On North American Tour NOW
“mxmtoon has become one of the indie world’s major breakthroughs” – Variety
“It sounds like the perfect coming-of-age film theme, though songs of soundtracks past have never cut quite so deep.” – MTV
“a dance-filled, groovy disco-pop track that is filled to the brim with melancholy messaging. The glittering production juxtaposed with the doleful lyricism perfectly shows Mxmtoon’s multitudes in a single song” – Billboard
“the more she endeavors, the more she continues to level up, so to speak.” – American Songwriter
“‘sad disco’ finds mxmtoon mixing glitter with teardrops…vocals are slick, shimmering” – FLOOD
Today, mxmtoon is releasing her new album rising into the world. This is the music Maia needed to make and hear after those years that felt like decades, after growing enough to know this is what other people might need, too. These songs collectively argue that growth is never done, that rising is just one of many restarts and beginnings to come. The eagerly anticipated LP is already receiving a huge response at live shows as mxmtoon makes her way across the US followed by dates around the world including stops in Europe, Australia, and New Zealand. Today she is also releasing a video for “frown” as part of a collaboration with WEBTOON. The video features creative direction by antlerella who is the artist behind the WEBTOON series Brass & Sass. Fans have already had the chance to sink their teeth into pre album released songs like “sad disco”, “mona lisa” and “victim of nostalgia,” these early tracks giving an exciting preview of the musical journey mxmtoon is embarking on. The 21 year old recently sat down with Variety as part of a very special Live From My Den series where she spoke about the upcoming album and her craft in general. mxmtoon also delivered an enchanting stripped back live performance, you can watch the performance and full episode in here. |
More on rising….
Though wrought as always from personal experience, mxmtoon extends these glittering and moody tunes — the impatiently waiting jangle of “mona lisa,” the frustrated but persevering electrofunk of “scales,” the incandescent and unforgettable bounce of “dance (end of the world)” — as acts of communal solidarity. Maia knows this has all been hard, so she wants to sing it out, together.
In late 2019, Maia had just finished her first full tour as mxmtoon, and she felt inspired by the prospects of her career and life to come — two new EPs in the making, more shows, a planned move to join her brother in New York. But as the pandemic took hold, she returned to her parents’ home, working to return to her old writing habits in that guest bedroom-turned-makeshift studio. She felt stuck, however, so suspended in time and place she barely wrote anything at all during 2020. What’s more, she lost a cherished grandfather to leukemia, rushing to see him one last time in Florida, and then a beloved grandmother. That’s to say nothing of elections and protests, nationalist revanchism and bigoted violence, enough to beleaguer or age anyone.
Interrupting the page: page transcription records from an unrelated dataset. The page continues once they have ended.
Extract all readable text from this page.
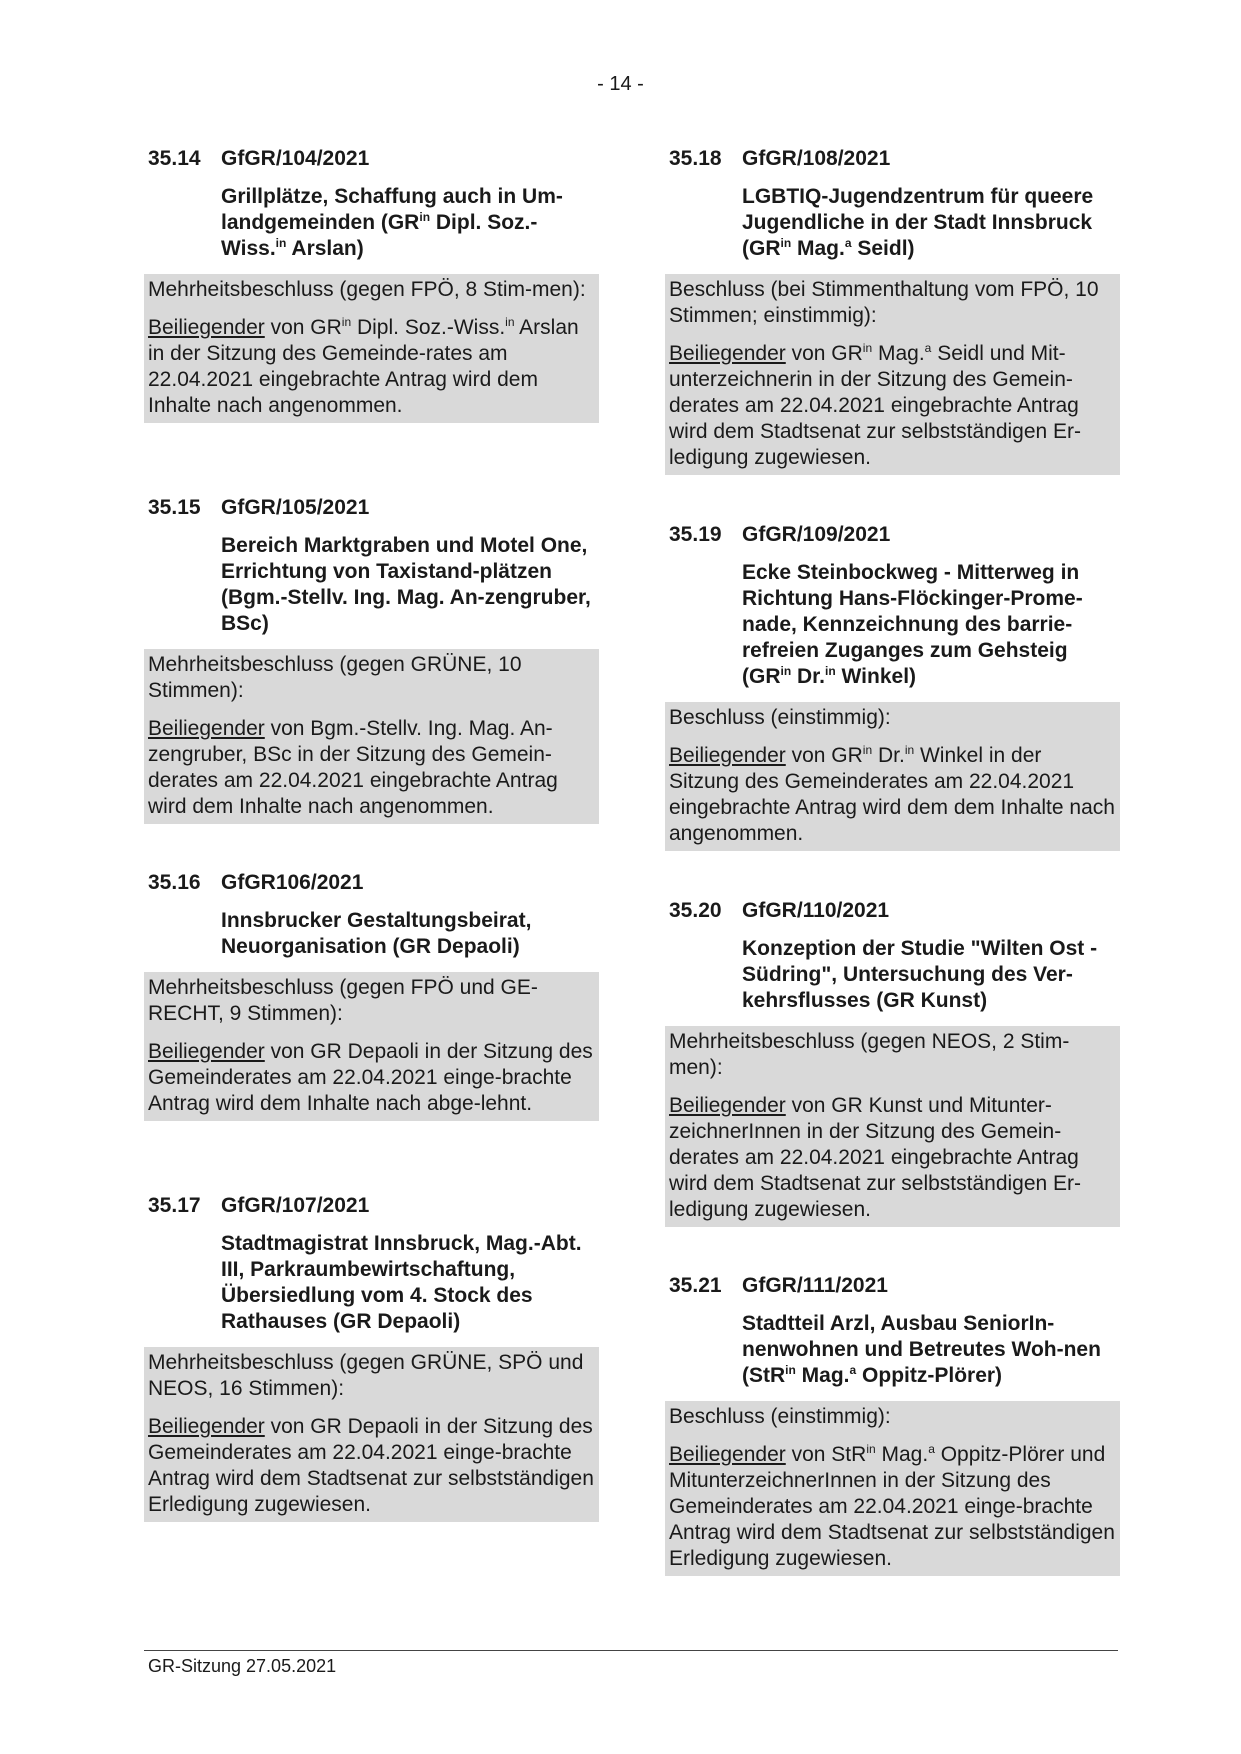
- 14 -
35.14 GfGR/104/2021
Grillplätze, Schaffung auch in Um-landgemeinden ($GR^{in}$ Dipl. Soz.-Wiss.$^{in}$ Arslan)

Mehrheitsbeschluss (gegen FPÖ, 8 Stim-men):

Beiliegender von $GR^{in}$ Dipl. Soz.-Wiss.$^{in}$ Arslan in der Sitzung des Gemeinde-rates am 22.04.2021 eingebrachte Antrag wird dem Inhalte nach angenommen.

35.15 GfGR/105/2021
Bereich Marktgraben und Motel One, Errichtung von Taxistand-plätzen (Bgm.-Stellv. Ing. Mag. An-zengruber, BSc)

Mehrheitsbeschluss (gegen GRÜNE, 10 Stimmen):

Beiliegender von Bgm.-Stellv. Ing. Mag. An-zengruber, BSc in der Sitzung des Gemein-derates am 22.04.2021 eingebrachte Antrag wird dem Inhalte nach angenommen.

35.16 GfGR106/2021
Innsbrucker Gestaltungsbeirat, Neuorganisation (GR Depaoli)

Mehrheitsbeschluss (gegen FPÖ und GE-RECHT, 9 Stimmen):

Beiliegender von GR Depaoli in der Sitzung des Gemeinderates am 22.04.2021 einge-brachte Antrag wird dem Inhalte nach abge-lehnt.

35.17 GfGR/107/2021
Stadtmagistrat Innsbruck, Mag.-Abt. III, Parkraumbewirtschaftung, Übersiedlung vom 4. Stock des Rathauses (GR Depaoli)

Mehrheitsbeschluss (gegen GRÜNE, SPÖ und NEOS, 16 Stimmen):

Beiliegender von GR Depaoli in der Sitzung des Gemeinderates am 22.04.2021 einge-brachte Antrag wird dem Stadtsenat zur selbstständigen Erledigung zugewiesen.

35.18 GfGR/108/2021
LGBTIQ-Jugendzentrum für queere Jugendliche in der Stadt Innsbruck ($GR^{in}$ Mag.$^a$ Seidl)

Beschluss (bei Stimmenthaltung vom FPÖ, 10 Stimmen; einstimmig):

Beiliegender von $GR^{in}$ Mag.$^a$ Seidl und Mit-unterzeichnerin in der Sitzung des Gemein-derates am 22.04.2021 eingebrachte Antrag wird dem Stadtsenat zur selbstständigen Er-ledigung zugewiesen.

35.19 GfGR/109/2021
Ecke Steinbockweg - Mitterweg in Richtung Hans-Flöckinger-Prome-nade, Kennzeichnung des barrie-refreien Zuganges zum Gehsteig ($GR^{in}$ Dr.$^{in}$ Winkel)

Beschluss (einstimmig):

Beiliegender von $GR^{in}$ Dr.$^{in}$ Winkel in der Sitzung des Gemeinderates am 22.04.2021 eingebrachte Antrag wird dem dem Inhalte nach angenommen.

35.20 GfGR/110/2021
Konzeption der Studie "Wilten Ost - Südring", Untersuchung des Ver-kehrsflusses (GR Kunst)

Mehrheitsbeschluss (gegen NEOS, 2 Stim-men):

Beiliegender von GR Kunst und Mitunter-zeichnerInnen in der Sitzung des Gemein-derates am 22.04.2021 eingebrachte Antrag wird dem Stadtsenat zur selbstständigen Er-ledigung zugewiesen.

35.21 GfGR/111/2021
Stadtteil Arzl, Ausbau SeniorIn-nenwohnen und Betreutes Woh-nen (StR$^{in}$ Mag.$^a$ Oppitz-Plörer)

Beschluss (einstimmig):

Beiliegender von StR$^{in}$ Mag.$^a$ Oppitz-Plörer und MitunterzeichnerInnen in der Sitzung des Gemeinderates am 22.04.2021 einge-brachte Antrag wird dem Stadtsenat zur selbstständigen Erledigung zugewiesen.

GR-Sitzung 27.05.2021
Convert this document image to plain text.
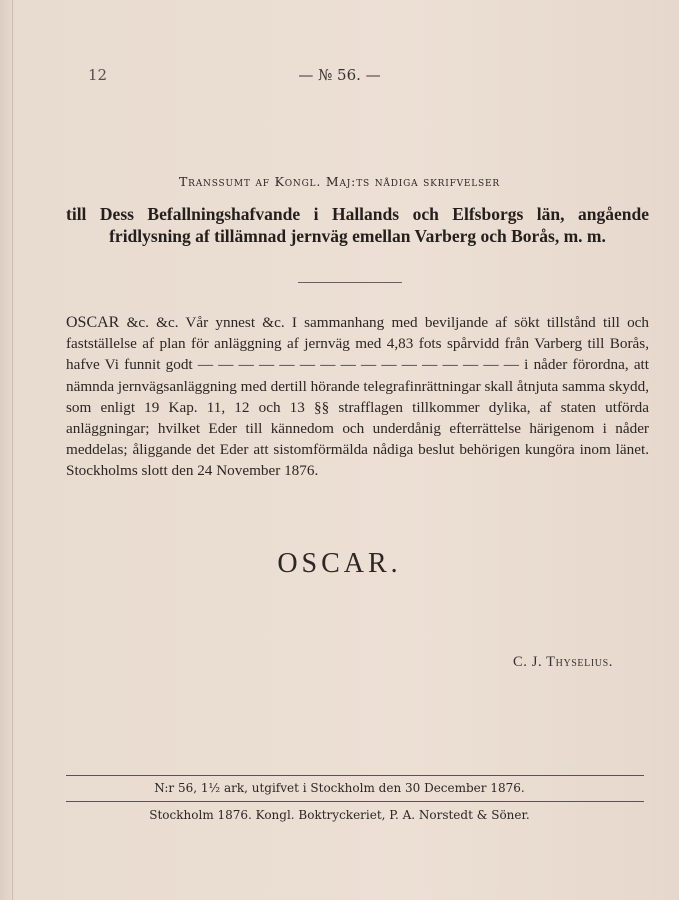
12	— № 56. —
Transsumt af Kongl. Maj:ts nådiga skrifvelser
till Dess Befallningshafvande i Hallands och Elfsborgs län, angående fridlysning af tillämnad jernväg emellan Varberg och Borås, m. m.
OSCAR &c. &c. Vår ynnest &c. I sammanhang med beviljande af sökt tillstånd till och fastställelse af plan för anläggning af jernväg med 4,83 fots spårvidd från Varberg till Borås, hafve Vi funnit godt — — — — — — — — — — — — — — — — i nåder förordna, att nämnda jernvägsanläggning med dertill hörande telegrafinrättningar skall åtnjuta samma skydd, som enligt 19 Kap. 11, 12 och 13 §§ strafflagen tillkommer dylika, af staten utförda anläggningar; hvilket Eder till kännedom och underdånig efterrättelse härigenom i nåder meddelas; åliggande det Eder att sistomförmälda nådiga beslut behörigen kungöra inom länet. Stockholms slott den 24 November 1876.
OSCAR.
C. J. Thyselius.
N:r 56, 1½ ark, utgifvet i Stockholm den 30 December 1876.
Stockholm 1876. Kongl. Boktryckeriet, P. A. Norstedt & Söner.
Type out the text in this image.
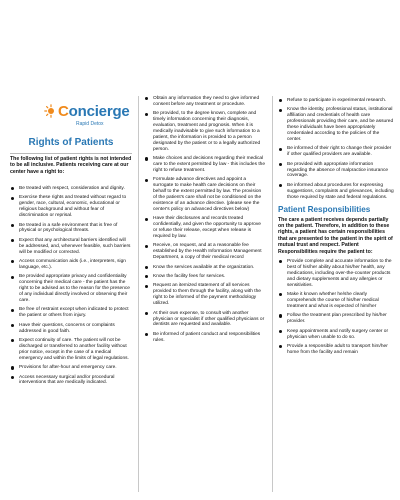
Concierge
Rapid Detox
Rights of Patients
The following list of patient rights is not intended to be all inclusive. Patients receiving care at our center have a right to:
Be treated with respect, consideration and dignity.
Exercise these rights and treated without regard to gender, race, cultural, economic, educational or religious background and without fear of discrimination or reprisal.
Be treated in a safe environment that is free of physical or psychological threats.
Expect that any architectural barriers identified will be addressed, and, whenever feasible, such barriers will be modified or corrected.
Access communication aids (i.e., interpreters, sign language, etc.).
Be provided appropriate privacy and confidentiality concerning their medical care - the patient has the right to be advised as to the reason for the presence of any individual directly involved or observing their care.
Be free of restraint except when indicated to protect the patient or others from injury.
Have their questions, concerns or complaints addressed in good faith.
Expect continuity of care. The patient will not be discharged or transferred to another facility without prior notice, except in the case of a medical emergency and within the limits of legal regulations.
Provisions for after-hour and emergency care.
Access necessary surgical and/or procedural interventions that are medically indicated.
Obtain any information they need to give informed consent before any treatment or procedure.
Be provided, to the degree known, complete and timely information concerning their diagnosis, evaluation, treatment and prognosis. When it is medically inadvisable to give such information to a patient, the information is provided to a person designated by the patient or to a legally authorized person.
Make choices and decisions regarding their medical care to the extent permitted by law - this includes the right to refuse treatment.
Formulate advance directives and appoint a surrogate to make health care decisions on their behalf to the extent permitted by law. The provision of the patient's care shall not be conditioned on the existence of an advance directive. (please see the center's policy on advanced directives below)
Have their disclosures and records treated confidentially, and given the opportunity to approve or refuse their release, except when release is required by law.
Receive, on request, and at a reasonable fee established by the Health Information Management Department, a copy of their medical record
Know the services available at the organization.
Know the facility fees for services.
Request an itemized statement of all services provided to them through the facility, along with the right to be informed of the payment methodology utilized.
At their own expense, to consult with another physician or specialist if other qualified physicians or dentists are requested and available.
Be informed of patient conduct and responsibilities rules.
Refuse to participate in experimental research.
Know the identity, professional status, institutional affiliation and credentials of health care professionals providing their care, and be assured these individuals have been appropriately credentialed according to the policies of the center.
Be informed of their right to change their provider if other qualified providers are available.
Be provided with appropriate information regarding the absence of malpractice insurance coverage.
Be informed about procedures for expressing suggestions, complaints and grievances, including those required by state and federal regulations.
Patient Responsibilities
The care a patient receives depends partially on the patient. Therefore, in addition to these rights, a patient has certain responsibilities that are presented to the patient in the spirit of mutual trust and respect. Patient Responsibilities require the patient to:
Provide complete and accurate information to the best of his/her ability about his/her health, any medications, including over-the-counter products and dietary supplements and any allergies or sensitivities.
Make it known whether he/she clearly comprehends the course of his/her medical treatment and what is expected of him/her
Follow the treatment plan prescribed by his/her provider.
Keep appointments and notify surgery center or physician when unable to do so.
Provide a responsible adult to transport him/her home from the facility and remain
Much of rising unfurls from that same premise — mxmtoon’s hallmarked vulnerability buttressed by a newfound musical effervescence and might. These are the songs, as Maia puts it, that she wished existed when she struggled as a teen. They are instruction manuals for surviving, written for young people looking for themselves, but coded as magnetic pop. “growing pains” asks thorny questions about whether we actually improve as we age (or if that’s just what we tell ourselves to feel better) above guitars that shimmer like a sunrise and drums that lift off like rockets. “dance (end of the world)” acknowledges the apocalyptic tenor of our times but finds at least 150 seconds of Gloria Gaynor-style salvation in holding someone (yourself included) close and just moving. “learning to love you” reckons with the exhausting demands of our breathless interconnectedness and funnels the dizziness into a pop sunshower, its namesake chorus rendered as a gleeful collective credo. “frown” gets absolutely funky with absolute existential despair, a pressure-relief valve for the beset mind.
Everything here doesn’t revel in musical refulgence, though. As Maia relates the story of visiting her dying grandfather during “florida,” she remains under cover of chiming acoustic guitars and cascading cymbal washes, a choice that highlights the writing’s poignant intimacy. Laced with arcing strings and textural harmonies, the exquisite “dizzy” captures the vertigo of someone who has spent four years in the public eye but, more broadly, anyone who thinks too much about the perception of online strangers. These more mellow moments betray the depth of their peppy counterparts and the breadth of experience that Maia, now 21, frontloads into mxmtoon.
For Maia, rising represents the culmination of an unintended trilogy that also includes dawn and dusk, the dual EPs she released in 2020. It’s true that rising continues their era of rapid musical growth for mxmtoon. But these dozen songs are the definitive steps forward for mxmtoon, because they are just as ingenious and honest and unguarded musically as Maia has always been lyrically.